Approaches to generating evidence need to be based on the best evidence-gathering methods. Research into recovery in Scotland must progress with the aim of developing a national evidence base, to which mental health nurses should make a significant contribution. Berzins (in press), in a review of the literature on implementing a recovery approach in policy and practice (funded by the National Programme for Improving Mental Health and Well Being), notes that:
- research methods traditionally viewed as 'strong' in the field of evidence-based practice are not easily applied to values and recovery-focused practice
- traditional outcome measures may not necessarily reflect what helps progress towards recovery - we need to re-think these to best capture the meaning of recovery, as defined by people who have made this journey.
The review has shown that many initiatives are already progressing values, rights, recovery-focused and evidence-based care and interventions. The elements of mental health nursing practice that enable this need to be captured, along with indicators of how organisations can support the effort.
As a starting point, mental health nurses must be supported to undertake evaluations of new initiatives, an activity that is not common at the present time. Involvement in evaluation often introduces practitioners to the knowledge and skills they need to enable fuller engagement in research activity. Learning from evaluations can be shared on a national basis as new initiatives and services evolve. Higher education institutions should play a key role in supporting mental health services and mental health nurses in developing this.
The national strategy for research and development in nursing and midwifery, Choices and Challenges (Scottish Executive 2002b), supported by significant funding from the Scottish Executive, has driven the creation of three regional consortia in Scotland to oversee and develop nursing and midwifery research within a multi-disciplinary context. Priorities for developing the research and evidence base supporting mental health nursing practice should inform research programmes undertaken by the consortia.
The Scottish Mental Nursing Forum was established in 2004. The Forum consists of senior mental health personnel from all NHS Board areas, academic institutions and other key organisations concerned with progressing mental health nursing practice, research, education and service development. It should play a key role in shaping and influencing the research agenda for mental health nursing in Scotland, and in promoting collaboration across NHS Board areas and higher education institutions.
WE NEED TO:
- Ensure mental health nurses:
- are involved in evaluations of new initiatives and services
- can continue to build capacity and capability in developing the evidence base for mental health nursing interventions
- are involved in contributing to research into recovery in Scotland
- can influence the research agenda via the Scottish Mental Health Nursing Forum.

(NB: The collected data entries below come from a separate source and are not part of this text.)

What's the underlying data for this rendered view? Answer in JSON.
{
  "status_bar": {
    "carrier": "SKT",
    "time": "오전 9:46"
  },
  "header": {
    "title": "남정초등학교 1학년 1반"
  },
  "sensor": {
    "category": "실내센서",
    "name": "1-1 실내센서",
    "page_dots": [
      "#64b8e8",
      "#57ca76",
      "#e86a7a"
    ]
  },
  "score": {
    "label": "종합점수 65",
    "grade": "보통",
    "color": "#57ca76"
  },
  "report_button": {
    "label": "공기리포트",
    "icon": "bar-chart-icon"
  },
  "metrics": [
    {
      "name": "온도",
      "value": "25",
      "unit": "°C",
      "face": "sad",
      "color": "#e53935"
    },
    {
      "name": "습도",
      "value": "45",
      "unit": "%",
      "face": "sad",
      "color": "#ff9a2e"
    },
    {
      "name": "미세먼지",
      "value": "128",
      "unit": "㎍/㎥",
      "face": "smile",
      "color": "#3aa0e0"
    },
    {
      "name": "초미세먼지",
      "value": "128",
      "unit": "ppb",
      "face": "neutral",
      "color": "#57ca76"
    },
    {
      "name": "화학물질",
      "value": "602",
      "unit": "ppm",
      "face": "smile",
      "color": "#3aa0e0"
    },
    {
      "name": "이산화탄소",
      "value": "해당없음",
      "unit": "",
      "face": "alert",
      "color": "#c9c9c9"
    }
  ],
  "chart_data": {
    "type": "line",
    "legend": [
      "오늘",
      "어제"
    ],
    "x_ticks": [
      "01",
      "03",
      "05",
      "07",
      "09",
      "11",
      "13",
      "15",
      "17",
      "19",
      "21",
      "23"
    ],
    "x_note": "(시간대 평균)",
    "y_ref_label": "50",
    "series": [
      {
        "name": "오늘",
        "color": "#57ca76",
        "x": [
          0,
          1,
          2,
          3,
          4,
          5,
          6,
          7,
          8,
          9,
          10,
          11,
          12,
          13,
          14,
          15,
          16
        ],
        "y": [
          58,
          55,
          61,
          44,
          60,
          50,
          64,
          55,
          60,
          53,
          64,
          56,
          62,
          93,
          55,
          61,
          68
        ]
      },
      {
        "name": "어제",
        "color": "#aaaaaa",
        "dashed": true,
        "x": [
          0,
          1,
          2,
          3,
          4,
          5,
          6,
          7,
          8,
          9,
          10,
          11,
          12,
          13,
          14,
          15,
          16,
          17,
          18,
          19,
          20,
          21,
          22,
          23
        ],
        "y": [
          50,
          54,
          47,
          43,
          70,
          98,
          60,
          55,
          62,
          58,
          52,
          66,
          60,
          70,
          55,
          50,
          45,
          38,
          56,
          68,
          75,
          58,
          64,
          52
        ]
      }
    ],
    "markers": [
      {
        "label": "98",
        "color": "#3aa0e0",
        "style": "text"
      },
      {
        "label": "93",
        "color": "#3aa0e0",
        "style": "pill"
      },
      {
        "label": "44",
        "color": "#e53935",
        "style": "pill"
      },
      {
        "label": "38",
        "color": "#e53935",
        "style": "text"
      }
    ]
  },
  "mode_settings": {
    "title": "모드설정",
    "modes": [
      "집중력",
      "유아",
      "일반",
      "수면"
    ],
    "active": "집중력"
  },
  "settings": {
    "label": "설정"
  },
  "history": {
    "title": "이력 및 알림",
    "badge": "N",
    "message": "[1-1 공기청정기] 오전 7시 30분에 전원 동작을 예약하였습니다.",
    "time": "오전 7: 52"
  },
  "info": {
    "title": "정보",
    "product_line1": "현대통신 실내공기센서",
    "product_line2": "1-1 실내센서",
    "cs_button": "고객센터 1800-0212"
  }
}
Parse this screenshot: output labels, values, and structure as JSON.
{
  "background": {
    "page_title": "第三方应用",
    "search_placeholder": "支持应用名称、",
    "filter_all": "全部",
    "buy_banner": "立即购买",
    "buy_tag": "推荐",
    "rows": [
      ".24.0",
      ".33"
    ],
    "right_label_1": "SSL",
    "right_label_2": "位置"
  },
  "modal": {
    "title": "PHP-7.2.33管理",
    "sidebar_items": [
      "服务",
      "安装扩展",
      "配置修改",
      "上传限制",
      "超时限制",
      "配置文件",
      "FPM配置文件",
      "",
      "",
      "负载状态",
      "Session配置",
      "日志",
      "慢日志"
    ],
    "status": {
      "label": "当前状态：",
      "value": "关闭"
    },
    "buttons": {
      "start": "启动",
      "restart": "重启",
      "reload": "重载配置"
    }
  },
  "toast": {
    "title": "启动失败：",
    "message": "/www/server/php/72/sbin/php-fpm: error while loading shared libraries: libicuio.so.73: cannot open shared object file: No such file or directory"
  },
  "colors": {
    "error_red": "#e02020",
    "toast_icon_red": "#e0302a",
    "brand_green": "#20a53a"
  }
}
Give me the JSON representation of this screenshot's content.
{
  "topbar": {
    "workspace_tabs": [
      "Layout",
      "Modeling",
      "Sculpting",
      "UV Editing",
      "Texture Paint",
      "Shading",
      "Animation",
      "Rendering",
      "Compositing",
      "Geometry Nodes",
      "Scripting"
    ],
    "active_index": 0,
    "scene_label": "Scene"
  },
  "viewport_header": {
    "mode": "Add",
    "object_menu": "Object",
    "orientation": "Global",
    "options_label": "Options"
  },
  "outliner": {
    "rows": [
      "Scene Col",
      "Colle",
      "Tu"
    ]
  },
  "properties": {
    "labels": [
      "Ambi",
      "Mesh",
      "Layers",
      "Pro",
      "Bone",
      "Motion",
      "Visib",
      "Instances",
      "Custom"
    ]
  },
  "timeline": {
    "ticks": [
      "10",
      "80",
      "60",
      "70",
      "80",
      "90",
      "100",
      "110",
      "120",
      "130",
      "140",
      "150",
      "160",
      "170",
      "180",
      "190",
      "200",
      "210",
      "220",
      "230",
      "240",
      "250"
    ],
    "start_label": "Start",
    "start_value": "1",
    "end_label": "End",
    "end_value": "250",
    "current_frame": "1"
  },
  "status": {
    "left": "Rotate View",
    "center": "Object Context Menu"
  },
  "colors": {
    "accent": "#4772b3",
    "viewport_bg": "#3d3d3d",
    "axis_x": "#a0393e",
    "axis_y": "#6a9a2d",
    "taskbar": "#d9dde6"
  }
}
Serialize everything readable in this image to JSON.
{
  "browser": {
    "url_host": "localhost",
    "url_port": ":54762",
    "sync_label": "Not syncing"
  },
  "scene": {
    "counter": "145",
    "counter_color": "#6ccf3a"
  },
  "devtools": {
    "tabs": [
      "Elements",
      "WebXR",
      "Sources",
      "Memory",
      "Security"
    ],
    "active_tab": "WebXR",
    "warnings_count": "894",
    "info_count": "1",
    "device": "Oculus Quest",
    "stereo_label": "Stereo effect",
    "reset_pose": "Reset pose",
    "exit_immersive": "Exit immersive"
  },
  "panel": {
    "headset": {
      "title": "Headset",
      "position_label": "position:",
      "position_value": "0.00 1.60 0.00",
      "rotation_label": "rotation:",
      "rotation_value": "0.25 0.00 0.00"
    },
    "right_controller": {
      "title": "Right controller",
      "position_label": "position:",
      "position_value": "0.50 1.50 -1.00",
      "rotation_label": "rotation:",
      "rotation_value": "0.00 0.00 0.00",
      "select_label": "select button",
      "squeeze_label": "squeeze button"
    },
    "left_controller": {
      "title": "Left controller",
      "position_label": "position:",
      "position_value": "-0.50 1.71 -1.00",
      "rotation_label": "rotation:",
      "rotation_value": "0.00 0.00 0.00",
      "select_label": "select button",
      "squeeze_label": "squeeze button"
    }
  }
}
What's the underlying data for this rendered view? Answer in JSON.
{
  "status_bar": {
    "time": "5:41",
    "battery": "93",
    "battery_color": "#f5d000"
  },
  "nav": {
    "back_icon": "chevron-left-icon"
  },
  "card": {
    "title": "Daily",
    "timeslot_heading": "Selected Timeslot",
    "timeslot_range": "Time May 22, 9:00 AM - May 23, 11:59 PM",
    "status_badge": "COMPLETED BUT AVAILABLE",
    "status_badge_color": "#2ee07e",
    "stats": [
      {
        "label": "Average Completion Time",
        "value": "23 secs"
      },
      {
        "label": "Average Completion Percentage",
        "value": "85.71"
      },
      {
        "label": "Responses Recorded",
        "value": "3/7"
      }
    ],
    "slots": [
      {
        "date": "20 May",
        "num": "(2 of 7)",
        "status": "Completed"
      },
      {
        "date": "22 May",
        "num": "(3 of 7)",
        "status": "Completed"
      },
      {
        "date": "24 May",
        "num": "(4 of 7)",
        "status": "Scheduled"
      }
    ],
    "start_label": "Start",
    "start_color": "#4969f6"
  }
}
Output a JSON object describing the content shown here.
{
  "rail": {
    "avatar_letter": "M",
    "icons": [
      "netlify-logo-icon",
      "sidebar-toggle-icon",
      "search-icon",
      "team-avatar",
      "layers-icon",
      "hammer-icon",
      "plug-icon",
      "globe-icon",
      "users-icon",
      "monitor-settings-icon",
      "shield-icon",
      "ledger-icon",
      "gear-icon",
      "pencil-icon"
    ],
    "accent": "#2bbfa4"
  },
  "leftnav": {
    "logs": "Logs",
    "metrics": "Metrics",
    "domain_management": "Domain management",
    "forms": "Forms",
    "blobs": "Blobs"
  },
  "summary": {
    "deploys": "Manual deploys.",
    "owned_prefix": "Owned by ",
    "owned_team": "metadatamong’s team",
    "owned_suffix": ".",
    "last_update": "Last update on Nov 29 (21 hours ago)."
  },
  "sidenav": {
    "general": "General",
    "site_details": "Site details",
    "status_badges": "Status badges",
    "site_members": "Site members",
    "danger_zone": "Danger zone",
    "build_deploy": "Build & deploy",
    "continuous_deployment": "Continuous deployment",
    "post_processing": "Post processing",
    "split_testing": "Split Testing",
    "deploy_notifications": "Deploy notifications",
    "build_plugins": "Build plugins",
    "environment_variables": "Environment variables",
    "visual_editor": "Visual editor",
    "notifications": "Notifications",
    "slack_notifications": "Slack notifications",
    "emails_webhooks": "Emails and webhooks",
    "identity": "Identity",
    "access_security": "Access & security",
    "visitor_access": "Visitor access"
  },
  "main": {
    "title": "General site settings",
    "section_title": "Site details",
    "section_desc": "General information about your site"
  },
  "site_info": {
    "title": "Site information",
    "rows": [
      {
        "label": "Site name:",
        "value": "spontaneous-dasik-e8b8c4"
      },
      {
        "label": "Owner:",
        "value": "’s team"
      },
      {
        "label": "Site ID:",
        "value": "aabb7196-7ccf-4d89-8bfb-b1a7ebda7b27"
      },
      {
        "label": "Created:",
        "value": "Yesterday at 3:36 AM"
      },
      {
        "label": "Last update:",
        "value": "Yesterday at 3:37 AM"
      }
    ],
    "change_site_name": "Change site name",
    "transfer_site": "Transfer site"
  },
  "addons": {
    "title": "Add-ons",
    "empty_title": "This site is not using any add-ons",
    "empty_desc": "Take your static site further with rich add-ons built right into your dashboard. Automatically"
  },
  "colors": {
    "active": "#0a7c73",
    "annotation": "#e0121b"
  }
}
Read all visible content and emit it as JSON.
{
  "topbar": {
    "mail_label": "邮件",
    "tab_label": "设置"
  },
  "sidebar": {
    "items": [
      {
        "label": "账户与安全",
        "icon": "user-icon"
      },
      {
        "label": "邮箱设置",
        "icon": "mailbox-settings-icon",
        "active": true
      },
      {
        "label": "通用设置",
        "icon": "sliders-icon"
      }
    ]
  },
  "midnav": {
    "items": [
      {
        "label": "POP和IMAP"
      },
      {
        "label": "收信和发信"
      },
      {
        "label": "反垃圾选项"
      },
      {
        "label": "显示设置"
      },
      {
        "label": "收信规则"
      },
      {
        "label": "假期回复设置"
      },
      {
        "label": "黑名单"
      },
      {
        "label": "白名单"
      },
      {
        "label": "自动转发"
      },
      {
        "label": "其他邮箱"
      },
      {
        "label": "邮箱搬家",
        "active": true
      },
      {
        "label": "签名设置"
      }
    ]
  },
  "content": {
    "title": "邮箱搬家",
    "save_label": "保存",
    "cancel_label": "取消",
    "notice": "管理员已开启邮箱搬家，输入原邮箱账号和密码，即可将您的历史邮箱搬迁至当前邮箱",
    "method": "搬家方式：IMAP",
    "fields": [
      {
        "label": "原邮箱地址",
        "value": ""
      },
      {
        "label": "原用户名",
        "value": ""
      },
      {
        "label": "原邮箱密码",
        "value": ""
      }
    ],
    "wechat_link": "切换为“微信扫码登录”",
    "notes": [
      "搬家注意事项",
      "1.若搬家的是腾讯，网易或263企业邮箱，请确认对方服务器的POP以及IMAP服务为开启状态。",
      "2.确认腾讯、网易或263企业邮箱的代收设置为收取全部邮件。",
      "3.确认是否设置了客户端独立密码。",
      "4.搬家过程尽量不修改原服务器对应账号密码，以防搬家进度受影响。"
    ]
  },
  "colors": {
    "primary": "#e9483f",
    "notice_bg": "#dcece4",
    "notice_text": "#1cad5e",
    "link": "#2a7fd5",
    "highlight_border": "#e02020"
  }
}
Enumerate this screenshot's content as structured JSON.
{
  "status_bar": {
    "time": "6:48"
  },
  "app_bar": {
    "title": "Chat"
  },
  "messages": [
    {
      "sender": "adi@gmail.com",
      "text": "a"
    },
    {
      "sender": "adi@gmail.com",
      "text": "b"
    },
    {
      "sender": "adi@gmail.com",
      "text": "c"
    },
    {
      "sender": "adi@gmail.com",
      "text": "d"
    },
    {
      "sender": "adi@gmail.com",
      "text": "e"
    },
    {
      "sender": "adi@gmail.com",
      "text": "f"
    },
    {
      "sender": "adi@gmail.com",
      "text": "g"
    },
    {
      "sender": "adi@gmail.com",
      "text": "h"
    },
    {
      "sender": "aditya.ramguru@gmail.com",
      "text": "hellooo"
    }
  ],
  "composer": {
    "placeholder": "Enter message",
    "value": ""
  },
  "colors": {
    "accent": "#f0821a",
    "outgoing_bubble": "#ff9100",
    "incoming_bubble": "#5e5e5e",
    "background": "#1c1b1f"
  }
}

Enhancing the mental health nursing learning climate
One of the review objectives was to identify, analyse and disseminate existing strengths and areas of good practice in mental health nursing in Scotland. The examples of positive and innovative practice gathered as part of the review process show that many initiatives are already developing mental health nursing in the direction proposed in this report and action plan.
The mental health nursing community in Scotland is relatively small. It should be able to, and must, share and build on existing innovation on a national basis to inform developments. More robust mechanisms are needed to enable networking, sharing innovation and learning, and disseminating learning about the conditions necessary to support, enable and maintain positive and innovative practice.
The Scottish Mental Nursing Forum has similar aims to the mental health nursing review, and importantly provides a key platform to bring the community of mental health nurses in Scotland together to share learning and progress developments on a national basis. It should be active in supporting and progressing the actions arising from the review.
WE NEED TO:
- Create a more robust climate of learning, development, evaluation and research across the mental health nursing community in NHS Scotland.